Quibayo was once the key headquarters of indigenous resistance to Spanish colonialism, and every October twelfth (the official “Day of Indigenous Resistance” in Venezuela) tens of thousands of worshippers gather here and perform various mystical feats, like walking on hot coals, pushing thorns through their skin33, and drinking whole litres of rum in a single gulp -later coming out of their trances reportedly not the least bit drunk.

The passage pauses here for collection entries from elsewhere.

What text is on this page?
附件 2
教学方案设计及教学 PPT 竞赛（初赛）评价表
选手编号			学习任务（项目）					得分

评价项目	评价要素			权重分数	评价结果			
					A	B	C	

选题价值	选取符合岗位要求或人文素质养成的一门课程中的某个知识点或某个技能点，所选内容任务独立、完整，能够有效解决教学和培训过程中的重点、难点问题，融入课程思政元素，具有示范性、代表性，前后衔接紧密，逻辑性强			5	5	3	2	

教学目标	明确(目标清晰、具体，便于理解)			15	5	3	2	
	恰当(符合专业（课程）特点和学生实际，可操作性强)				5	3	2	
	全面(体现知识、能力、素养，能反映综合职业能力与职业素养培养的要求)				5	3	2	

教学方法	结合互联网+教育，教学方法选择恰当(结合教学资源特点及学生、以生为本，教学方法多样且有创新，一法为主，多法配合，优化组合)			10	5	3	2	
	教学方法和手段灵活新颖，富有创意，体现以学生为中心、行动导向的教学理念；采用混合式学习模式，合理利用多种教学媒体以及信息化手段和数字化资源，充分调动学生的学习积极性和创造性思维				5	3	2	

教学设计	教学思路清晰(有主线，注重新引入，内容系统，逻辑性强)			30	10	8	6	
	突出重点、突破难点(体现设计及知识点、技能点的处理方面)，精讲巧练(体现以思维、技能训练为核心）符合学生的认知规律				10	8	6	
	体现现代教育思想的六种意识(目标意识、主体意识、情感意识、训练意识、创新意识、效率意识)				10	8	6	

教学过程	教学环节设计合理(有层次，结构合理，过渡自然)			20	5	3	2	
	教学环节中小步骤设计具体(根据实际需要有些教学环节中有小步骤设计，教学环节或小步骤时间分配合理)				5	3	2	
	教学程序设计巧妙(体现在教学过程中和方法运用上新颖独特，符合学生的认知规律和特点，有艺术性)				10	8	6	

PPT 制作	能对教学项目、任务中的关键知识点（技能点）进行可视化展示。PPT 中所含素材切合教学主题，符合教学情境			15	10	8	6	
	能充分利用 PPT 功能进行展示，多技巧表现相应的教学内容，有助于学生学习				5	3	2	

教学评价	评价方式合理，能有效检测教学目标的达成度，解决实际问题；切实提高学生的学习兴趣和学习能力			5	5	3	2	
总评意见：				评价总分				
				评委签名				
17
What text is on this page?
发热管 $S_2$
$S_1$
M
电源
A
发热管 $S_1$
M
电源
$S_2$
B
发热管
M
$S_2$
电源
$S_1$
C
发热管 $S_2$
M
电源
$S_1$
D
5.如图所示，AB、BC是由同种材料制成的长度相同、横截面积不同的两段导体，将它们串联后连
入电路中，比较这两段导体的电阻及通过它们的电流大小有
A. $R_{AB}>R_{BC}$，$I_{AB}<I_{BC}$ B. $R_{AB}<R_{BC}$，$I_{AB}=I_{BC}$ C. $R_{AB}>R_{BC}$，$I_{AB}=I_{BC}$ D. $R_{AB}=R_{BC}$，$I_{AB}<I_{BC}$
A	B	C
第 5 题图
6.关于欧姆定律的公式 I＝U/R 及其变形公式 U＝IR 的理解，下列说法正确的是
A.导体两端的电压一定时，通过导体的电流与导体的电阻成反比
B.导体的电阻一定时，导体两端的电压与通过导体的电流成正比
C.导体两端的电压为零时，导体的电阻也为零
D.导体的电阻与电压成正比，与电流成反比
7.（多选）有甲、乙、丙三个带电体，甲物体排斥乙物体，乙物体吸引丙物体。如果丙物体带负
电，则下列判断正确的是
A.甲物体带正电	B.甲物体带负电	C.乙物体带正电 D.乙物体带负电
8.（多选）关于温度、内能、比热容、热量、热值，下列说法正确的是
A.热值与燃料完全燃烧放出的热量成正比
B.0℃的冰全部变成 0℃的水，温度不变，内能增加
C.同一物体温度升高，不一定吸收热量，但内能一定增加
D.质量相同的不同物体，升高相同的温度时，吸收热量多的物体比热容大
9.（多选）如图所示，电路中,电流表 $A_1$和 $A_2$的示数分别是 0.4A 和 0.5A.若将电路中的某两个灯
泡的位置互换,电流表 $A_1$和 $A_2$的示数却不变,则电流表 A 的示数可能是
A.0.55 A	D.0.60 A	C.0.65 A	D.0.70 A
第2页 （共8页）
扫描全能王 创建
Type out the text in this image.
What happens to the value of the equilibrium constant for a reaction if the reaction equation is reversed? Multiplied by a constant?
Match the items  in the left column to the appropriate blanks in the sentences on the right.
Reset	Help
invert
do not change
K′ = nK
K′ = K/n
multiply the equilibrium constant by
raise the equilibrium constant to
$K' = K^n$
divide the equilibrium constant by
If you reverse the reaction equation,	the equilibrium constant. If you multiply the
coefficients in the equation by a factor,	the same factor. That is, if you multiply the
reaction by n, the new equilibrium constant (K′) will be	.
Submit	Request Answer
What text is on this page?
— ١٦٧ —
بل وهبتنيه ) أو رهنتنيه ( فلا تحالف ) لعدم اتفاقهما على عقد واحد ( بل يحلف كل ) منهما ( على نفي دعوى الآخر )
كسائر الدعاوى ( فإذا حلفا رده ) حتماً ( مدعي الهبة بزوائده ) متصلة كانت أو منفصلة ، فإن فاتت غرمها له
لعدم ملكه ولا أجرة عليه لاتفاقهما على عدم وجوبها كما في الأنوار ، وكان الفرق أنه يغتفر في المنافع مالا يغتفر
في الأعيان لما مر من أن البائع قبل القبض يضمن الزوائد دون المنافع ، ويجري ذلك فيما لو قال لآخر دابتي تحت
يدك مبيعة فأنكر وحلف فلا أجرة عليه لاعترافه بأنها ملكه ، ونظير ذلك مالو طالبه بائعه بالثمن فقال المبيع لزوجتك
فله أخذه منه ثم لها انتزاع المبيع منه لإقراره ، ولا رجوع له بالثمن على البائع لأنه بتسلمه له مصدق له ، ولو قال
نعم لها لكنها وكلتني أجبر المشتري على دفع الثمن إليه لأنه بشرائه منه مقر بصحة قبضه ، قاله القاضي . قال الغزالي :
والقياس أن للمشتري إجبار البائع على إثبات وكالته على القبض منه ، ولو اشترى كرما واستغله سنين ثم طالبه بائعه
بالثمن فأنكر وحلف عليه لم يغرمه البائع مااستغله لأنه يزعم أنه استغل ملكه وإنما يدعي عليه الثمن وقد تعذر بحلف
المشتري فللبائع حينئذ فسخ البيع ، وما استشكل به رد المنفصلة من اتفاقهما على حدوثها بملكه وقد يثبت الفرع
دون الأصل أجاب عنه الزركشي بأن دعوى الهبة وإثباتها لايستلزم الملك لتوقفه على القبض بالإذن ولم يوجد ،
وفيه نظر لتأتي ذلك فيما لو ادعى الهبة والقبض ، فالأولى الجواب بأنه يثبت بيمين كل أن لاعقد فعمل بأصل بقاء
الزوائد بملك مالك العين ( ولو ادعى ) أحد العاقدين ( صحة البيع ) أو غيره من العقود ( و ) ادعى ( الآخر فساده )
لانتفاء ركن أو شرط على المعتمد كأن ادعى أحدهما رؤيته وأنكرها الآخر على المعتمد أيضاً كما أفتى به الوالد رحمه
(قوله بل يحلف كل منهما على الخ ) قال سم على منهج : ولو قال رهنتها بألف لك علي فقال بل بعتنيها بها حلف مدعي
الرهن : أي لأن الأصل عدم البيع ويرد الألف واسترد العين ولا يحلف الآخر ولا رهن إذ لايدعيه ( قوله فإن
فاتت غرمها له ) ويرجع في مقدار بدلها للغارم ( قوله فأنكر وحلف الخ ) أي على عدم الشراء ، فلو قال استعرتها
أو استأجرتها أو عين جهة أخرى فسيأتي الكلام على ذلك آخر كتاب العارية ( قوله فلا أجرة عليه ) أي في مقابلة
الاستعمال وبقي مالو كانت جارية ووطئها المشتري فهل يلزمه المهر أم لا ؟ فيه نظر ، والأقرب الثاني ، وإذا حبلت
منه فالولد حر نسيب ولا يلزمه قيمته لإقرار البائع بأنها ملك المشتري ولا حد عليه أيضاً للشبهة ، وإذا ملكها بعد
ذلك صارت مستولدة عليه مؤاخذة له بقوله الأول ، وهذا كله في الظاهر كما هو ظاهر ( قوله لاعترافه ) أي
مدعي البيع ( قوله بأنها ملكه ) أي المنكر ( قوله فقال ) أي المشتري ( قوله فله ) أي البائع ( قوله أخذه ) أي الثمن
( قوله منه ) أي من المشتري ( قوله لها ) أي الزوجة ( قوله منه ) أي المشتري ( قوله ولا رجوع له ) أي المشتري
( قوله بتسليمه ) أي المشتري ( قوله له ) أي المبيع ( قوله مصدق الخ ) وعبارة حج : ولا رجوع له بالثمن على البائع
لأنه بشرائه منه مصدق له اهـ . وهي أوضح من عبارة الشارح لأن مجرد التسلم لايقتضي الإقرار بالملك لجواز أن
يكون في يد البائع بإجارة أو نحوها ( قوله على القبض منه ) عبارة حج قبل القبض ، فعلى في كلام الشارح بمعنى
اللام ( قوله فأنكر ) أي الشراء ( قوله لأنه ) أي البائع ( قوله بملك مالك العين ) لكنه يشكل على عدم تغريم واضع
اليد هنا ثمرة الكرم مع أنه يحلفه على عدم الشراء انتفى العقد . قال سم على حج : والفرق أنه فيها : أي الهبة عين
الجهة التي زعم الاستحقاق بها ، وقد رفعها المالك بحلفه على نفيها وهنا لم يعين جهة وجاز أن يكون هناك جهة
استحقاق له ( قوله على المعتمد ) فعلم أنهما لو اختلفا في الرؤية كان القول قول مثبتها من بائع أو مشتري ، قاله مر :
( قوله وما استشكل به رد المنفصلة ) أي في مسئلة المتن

The scene on the mountainside was like something out of India, and didn’t resemble anything I had seen anywhere else in Latin America. There were thousands of people there, transsexuals, gangsters, prostitutes, extended families, insane elderly entering into the darkest stages of senility, all roaming in packs. The cult of Maria Lionza attracts the fringe elements of Venezuelan society, and people from all walks of
life seek the sacred site to bathe in the waters of the local Yaracuy River.
I had already met several people who had visited the mountain, and they all had stories to tell. One man had told me that he was taken there by his mother to be cured of childhood insomnia (which problem was indeed resolved by the visit), and as he was being bathed in the river by a shaman, his eight-year-old female friend who had accompanied him suddenly seemed to become possessed by a demon, screaming in a deep, horrific voice and flailing about until she had to be forcibly restrained. Another
interesting account was that of a middle-aged woman I had heard of who had been paralyzed and no doctor seemed to be able to cure her. When she was brought to Sorte and bathed in the river, she began to convulse violently, until worms poured out of every orifice for several minutes -and then she was well again.